For developers building AI browsers/agents

  • Never treat page text as instructions. Label all page content as untrusted in system prompts and filter it into a separate context from user intent.
  • Gate tools with an allowlist and explicit user approval for cross-domain or authenticated actions. Summarize the planned action in plain language before execution.
  • Sanitize screenshots and DOM text: strip or neutralize hidden/low-contrast text, ARIA-hidden content, zero-size elements, and off-screen nodes. Disable or review OCR ingestion by default.
  • Constrain the agent: domain-scoped sessions, read-only defaults, and granular permissions (no "open internet" by default).
  • Log and audit every tool call with source attribution (user vs. page), and block if the source is untrusted.
  • Adopt known guidance, e.g., the OWASP LLM Top 10 and NIST AI RMF.

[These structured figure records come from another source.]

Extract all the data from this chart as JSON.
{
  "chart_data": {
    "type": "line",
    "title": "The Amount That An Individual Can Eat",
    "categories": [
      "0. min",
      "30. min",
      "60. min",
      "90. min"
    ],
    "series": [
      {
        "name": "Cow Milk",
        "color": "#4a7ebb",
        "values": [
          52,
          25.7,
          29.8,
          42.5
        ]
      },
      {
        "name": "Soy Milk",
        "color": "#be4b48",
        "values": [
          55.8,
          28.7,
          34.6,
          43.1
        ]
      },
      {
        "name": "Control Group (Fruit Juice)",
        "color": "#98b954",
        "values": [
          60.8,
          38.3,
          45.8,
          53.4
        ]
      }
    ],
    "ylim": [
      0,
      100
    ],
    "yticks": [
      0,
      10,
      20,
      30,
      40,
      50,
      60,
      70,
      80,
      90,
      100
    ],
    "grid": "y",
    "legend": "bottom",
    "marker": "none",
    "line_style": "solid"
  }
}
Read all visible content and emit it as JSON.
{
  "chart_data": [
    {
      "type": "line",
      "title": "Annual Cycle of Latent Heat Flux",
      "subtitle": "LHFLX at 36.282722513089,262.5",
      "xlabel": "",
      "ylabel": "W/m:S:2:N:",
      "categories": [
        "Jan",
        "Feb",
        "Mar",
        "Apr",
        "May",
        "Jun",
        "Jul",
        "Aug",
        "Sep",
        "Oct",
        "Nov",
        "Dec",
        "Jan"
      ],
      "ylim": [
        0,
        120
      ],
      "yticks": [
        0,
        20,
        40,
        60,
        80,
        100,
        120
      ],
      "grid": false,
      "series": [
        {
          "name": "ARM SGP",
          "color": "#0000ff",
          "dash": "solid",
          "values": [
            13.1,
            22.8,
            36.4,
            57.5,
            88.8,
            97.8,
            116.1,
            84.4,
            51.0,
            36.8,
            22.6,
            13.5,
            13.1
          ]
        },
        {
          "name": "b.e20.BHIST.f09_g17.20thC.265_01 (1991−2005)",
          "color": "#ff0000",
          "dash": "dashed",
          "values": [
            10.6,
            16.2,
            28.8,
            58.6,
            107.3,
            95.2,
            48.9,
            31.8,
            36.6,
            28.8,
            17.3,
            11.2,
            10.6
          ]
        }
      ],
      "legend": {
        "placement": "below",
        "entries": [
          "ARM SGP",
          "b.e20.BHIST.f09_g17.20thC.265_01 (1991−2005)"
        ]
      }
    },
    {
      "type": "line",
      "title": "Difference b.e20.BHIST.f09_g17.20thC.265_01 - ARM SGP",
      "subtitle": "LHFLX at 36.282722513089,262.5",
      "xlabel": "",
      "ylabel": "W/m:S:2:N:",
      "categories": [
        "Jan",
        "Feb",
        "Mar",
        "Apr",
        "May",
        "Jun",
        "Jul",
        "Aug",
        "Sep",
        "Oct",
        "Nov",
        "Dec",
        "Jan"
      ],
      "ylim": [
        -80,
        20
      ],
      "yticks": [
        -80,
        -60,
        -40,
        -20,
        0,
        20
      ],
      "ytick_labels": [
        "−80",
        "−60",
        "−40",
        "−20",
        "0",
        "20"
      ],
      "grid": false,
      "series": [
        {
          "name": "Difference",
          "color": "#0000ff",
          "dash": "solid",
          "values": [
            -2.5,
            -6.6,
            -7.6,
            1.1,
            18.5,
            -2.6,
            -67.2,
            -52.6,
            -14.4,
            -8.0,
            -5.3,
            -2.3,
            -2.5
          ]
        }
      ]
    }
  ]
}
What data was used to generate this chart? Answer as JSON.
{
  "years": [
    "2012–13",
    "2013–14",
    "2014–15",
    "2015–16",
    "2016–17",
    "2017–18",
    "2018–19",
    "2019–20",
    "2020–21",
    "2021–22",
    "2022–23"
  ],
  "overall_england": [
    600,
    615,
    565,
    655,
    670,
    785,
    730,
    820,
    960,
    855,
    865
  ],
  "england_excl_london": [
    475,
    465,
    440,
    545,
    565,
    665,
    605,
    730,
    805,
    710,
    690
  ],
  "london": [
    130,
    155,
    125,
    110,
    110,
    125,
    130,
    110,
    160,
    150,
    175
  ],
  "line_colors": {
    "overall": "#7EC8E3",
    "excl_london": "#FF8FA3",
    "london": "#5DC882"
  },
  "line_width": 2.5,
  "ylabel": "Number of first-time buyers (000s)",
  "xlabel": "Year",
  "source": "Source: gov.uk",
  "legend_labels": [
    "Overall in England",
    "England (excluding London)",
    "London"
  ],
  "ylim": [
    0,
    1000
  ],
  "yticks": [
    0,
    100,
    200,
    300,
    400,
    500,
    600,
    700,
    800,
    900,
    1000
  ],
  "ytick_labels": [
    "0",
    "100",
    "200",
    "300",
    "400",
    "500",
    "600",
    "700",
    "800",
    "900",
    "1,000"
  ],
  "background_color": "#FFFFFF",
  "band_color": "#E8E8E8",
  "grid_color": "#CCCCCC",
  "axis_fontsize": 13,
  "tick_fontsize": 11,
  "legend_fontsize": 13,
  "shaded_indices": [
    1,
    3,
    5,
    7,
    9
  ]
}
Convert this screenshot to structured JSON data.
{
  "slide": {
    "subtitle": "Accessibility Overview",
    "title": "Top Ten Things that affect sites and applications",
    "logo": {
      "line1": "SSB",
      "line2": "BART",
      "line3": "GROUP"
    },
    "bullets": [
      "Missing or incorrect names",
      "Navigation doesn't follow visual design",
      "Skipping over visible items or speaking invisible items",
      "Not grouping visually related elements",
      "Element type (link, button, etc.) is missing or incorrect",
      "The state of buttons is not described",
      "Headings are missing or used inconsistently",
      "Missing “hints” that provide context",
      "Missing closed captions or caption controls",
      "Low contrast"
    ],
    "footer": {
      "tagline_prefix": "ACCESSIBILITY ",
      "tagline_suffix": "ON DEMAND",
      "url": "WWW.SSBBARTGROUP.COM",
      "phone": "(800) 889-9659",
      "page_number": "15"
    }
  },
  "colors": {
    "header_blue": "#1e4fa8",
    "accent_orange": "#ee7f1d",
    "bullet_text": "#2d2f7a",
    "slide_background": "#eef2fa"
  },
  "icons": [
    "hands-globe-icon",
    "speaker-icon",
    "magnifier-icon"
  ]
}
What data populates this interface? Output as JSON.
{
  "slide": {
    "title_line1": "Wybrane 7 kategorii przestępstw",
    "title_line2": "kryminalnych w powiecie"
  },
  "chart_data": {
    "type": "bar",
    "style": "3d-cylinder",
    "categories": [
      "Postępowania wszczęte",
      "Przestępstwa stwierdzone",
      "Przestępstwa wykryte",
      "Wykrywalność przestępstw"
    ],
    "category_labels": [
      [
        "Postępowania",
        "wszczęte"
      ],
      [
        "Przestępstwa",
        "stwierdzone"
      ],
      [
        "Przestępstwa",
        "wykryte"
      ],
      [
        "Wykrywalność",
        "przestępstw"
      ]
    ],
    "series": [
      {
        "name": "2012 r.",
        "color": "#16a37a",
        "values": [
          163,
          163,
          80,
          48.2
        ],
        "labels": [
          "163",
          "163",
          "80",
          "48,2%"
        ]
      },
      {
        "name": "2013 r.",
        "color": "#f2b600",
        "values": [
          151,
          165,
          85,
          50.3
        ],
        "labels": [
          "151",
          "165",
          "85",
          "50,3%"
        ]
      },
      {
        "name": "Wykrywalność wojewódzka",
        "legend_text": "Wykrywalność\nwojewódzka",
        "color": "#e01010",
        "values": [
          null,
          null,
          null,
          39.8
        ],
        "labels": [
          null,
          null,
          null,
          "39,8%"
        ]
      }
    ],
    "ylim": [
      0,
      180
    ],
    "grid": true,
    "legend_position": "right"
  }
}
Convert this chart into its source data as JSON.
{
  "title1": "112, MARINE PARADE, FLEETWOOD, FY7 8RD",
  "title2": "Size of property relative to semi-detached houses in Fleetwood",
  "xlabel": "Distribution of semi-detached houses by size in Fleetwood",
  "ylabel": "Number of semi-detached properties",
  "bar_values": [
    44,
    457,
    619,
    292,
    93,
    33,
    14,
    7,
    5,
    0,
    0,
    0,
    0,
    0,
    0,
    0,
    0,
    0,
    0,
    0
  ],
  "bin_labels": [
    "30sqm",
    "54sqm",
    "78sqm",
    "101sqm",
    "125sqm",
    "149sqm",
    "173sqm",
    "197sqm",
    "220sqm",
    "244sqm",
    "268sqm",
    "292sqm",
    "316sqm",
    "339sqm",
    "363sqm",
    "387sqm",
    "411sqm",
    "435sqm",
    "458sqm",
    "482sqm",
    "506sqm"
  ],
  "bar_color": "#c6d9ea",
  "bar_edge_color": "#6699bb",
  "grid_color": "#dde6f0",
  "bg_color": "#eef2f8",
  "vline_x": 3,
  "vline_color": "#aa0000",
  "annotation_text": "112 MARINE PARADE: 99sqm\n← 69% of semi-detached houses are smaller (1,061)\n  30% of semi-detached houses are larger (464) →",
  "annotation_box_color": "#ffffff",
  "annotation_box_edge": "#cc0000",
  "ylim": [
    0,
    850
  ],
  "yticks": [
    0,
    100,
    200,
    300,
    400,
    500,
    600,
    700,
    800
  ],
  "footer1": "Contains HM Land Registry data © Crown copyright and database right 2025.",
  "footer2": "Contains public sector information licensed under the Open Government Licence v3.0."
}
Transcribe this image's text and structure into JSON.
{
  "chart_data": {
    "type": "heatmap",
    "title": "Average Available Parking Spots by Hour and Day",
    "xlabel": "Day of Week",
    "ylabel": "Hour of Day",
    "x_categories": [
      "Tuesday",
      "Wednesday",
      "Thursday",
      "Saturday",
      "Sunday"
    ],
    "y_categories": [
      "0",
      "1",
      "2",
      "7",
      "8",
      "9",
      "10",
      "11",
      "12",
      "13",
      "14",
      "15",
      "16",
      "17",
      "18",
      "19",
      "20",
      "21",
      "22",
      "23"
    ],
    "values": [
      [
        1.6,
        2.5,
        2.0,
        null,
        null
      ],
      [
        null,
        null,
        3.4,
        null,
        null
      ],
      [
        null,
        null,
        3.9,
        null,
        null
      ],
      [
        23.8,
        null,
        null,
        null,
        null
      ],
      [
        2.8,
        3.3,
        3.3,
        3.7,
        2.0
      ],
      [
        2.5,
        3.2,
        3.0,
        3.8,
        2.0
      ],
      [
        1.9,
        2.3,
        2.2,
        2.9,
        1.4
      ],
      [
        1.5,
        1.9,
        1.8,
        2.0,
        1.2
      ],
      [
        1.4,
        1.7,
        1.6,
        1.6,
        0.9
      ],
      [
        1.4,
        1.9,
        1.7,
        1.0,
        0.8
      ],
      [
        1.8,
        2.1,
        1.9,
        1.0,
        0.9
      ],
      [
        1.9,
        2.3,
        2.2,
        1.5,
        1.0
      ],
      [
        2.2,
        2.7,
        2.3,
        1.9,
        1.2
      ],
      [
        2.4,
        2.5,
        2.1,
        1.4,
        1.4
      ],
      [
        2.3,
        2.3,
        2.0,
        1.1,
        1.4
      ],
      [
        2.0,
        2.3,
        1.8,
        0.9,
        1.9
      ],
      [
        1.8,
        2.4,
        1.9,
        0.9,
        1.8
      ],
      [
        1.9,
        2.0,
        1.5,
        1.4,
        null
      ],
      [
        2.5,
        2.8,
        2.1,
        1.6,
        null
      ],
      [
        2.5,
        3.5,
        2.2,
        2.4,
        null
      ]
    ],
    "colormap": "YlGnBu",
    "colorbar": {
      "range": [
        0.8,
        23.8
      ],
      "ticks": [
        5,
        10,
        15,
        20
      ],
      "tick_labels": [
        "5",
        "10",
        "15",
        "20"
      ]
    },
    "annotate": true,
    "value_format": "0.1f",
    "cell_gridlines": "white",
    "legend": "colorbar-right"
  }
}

Access to Sensitive Accounts

This is where it bites. If your assistant runs inside a logged-in session, it can reach your bank, inbox, or corporate tools. A poisoned page can quietly push the assistant to move money, pull data, or change settings-without a single obvious "click."

Industry Context

Brave frames this as a systemic issue: AI agents struggle to separate trusted user intent from untrusted page content. That's a design boundary problem, not a single vendor flaw. Brave also says another issue in a different browser will be disclosed next week.

Looking Ahead

Expect more findings and more vendors affected. The fix isn't a patch-it's a shift in how AI browsers handle context, permissions, and trust. If you use or build agents, move now: reduce autonomy, isolate sessions, and force explicit approvals for anything that matters.